In the meantime, though, fast-rising prices are dominating the political conversation ahead of November’s midterm elections and polls show Americans are unhappy with the economy. That helps explain the Fed’s shift as President Joe Biden points to the central bank as part of the solution to higher prices.
“There’s a politics to inflation. It has been talked about incessantly, and it is being weaponised,” said Julia Coronado, President of MacroPolicy Perspectives. “There’s a narrative, and the Fed isn’t immune to that narrative.” The change in the way Fed officials are talking about the inflation problem has involved re-framing it as one not just of supply but also – or even primarily – of demand: Yes, unusual interference in global supply chains is boosting prices. But massive government pandemic aid that left many households flush with cash – plus rising wages amid a tight labour market – is also keeping inflation too high.
That perspective implies a more direct role for the central bank, which by lifting borrowing costs can influence investment and hiring throughout the economy and thereby dampen spending.
Powell said on May 17 that “there could be some pain involved in restoring price stability,” suggesting the unemployment rate may rise “a few ticks” from the 3.6% level it registered in April as the Fed tightens.
But engineering only a slight increase in the unemployment rate is akin to walking a tightrope, according to Ellen Zentner, the chief US economist at Morgan Stanley.
“They have to create slack in the economy in order to bring inflation down, but you can’t create slack in the economy without pushing down aggregate demand, and you can’t really push down aggregate demand without raising the unemployment rate,” Zentner said. “It’s not so easy to fine-tune something as large in size as the labour market.”
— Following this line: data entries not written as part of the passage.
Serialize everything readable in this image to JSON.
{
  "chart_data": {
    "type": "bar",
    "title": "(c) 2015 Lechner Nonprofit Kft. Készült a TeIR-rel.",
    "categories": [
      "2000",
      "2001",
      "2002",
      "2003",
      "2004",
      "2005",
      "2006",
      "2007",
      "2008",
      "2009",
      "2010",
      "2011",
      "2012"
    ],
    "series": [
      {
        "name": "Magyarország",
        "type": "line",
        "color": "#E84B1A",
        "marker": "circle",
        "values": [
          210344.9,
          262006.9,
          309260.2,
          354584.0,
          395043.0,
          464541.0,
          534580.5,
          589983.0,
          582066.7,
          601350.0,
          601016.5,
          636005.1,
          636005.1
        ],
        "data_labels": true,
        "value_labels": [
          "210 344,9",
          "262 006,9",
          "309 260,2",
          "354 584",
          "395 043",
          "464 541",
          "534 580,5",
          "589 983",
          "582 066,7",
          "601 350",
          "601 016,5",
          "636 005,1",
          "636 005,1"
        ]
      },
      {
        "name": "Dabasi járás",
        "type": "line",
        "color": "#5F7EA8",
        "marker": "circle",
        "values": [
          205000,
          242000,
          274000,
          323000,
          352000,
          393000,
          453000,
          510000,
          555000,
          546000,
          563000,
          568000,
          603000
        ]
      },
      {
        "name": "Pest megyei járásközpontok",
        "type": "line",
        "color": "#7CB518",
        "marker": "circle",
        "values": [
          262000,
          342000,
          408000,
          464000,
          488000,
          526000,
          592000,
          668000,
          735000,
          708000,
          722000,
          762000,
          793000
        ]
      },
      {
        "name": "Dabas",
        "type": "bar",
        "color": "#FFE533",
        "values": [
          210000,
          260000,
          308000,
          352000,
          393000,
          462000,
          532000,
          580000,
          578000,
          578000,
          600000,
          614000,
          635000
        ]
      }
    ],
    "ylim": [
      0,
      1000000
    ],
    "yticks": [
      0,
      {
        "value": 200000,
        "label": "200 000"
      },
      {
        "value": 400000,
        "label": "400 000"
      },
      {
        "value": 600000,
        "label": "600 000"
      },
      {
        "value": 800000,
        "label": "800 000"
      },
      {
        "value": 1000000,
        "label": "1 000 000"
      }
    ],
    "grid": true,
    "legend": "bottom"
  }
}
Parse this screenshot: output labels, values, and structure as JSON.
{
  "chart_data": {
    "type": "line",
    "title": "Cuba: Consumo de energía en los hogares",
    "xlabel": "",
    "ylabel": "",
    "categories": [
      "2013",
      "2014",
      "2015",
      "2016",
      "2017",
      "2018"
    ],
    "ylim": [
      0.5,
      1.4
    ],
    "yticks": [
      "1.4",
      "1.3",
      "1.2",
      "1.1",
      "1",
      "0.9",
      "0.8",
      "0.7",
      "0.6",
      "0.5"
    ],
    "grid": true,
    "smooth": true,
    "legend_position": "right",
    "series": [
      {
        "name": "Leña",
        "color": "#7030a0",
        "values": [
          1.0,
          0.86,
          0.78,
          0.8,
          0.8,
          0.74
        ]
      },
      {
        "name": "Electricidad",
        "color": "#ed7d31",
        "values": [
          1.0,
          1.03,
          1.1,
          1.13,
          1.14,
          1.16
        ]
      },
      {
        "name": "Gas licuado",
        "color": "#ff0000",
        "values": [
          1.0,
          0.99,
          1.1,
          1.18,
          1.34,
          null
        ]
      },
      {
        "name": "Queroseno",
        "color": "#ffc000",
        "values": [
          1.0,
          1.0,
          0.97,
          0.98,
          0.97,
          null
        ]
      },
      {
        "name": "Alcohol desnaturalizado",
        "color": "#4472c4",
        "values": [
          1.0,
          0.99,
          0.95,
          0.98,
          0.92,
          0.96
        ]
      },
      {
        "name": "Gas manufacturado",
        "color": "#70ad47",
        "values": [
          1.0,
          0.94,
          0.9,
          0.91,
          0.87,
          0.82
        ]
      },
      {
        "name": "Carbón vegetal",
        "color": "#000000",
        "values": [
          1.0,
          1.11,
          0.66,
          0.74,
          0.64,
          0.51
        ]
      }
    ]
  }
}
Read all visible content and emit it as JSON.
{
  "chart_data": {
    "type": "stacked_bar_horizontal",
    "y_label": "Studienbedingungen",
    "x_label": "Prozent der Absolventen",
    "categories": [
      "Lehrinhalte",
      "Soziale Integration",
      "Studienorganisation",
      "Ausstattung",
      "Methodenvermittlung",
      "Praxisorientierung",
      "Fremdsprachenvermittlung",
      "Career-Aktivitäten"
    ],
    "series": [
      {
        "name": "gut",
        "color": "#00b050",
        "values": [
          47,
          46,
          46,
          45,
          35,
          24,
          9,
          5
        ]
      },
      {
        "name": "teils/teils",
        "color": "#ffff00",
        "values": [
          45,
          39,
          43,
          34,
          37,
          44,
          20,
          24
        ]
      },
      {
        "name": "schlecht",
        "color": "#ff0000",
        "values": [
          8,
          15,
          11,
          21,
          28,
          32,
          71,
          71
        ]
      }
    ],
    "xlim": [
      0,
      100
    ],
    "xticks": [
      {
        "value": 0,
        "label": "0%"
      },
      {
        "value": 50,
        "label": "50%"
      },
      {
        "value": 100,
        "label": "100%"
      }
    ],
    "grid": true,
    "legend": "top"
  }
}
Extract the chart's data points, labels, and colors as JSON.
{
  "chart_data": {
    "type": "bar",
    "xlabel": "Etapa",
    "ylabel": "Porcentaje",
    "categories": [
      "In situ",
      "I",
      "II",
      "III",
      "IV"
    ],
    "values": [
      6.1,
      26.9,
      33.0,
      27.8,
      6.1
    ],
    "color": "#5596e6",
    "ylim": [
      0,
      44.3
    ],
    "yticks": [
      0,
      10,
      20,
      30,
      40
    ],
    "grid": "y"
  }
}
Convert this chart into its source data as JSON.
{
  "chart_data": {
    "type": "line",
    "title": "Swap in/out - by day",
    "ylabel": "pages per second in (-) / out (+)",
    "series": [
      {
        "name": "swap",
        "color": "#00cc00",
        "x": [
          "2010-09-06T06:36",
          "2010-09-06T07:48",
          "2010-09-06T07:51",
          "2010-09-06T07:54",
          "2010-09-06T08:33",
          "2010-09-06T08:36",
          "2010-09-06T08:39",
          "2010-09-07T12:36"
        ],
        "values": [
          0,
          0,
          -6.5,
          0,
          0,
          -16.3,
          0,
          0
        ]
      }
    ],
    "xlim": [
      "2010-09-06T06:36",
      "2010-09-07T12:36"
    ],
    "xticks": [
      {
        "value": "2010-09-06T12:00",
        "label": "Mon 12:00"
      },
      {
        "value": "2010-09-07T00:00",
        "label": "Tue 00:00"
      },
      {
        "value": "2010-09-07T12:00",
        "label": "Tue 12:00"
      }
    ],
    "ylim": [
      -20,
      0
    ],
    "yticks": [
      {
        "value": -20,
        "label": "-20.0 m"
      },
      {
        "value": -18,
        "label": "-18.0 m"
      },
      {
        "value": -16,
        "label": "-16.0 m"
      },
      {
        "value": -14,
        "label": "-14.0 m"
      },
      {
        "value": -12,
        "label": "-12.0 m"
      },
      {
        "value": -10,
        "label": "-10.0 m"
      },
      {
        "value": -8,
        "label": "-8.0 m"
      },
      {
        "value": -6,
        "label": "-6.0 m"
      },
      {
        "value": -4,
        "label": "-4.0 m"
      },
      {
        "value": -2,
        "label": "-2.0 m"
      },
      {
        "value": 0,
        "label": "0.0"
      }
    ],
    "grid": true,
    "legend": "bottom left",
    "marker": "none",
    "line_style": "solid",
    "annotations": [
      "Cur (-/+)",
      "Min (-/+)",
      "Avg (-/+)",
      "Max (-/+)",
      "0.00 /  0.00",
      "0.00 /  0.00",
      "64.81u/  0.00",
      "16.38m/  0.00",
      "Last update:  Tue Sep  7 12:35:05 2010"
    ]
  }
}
The S&P 500 index of US stocks has fallen around 18% from the record high set in early January as the Fed has shifted, while 10-year Treasury yields have advanced to 2.75% from around 1.5% late last year.
These outcomes, which mirror the Fed’s increasing willingness to risk a recession to control inflation, have become explicit goals for US central bankers, who see financial markets as the channel through which they influence the economy.
Even Neel Kashkari, the Minneapolis Fed president who since joining the central bank in 2016 has often been one its most dovish policy makers, suggested on May 17 that inducing a downturn may ultimately be necessary if supply-chain problems don’t improve, adding that it’s “easy to be a hawk” with inflation as high as it is now.
Spriggs pointed to the approach being taken in Europe, where governments are authorising income transfers to low-income households to help them weather higher food and energy prices, as a better alternative. He suggested that’s off the table in the US in part because the inflation problem has been re-framed as owing to excessive spending.
“The Fed needs a more responsible way of explaining to people the basic economics,” Spriggs said. “The solution can’t be that we don’t buy anything just because we have a supply shock.”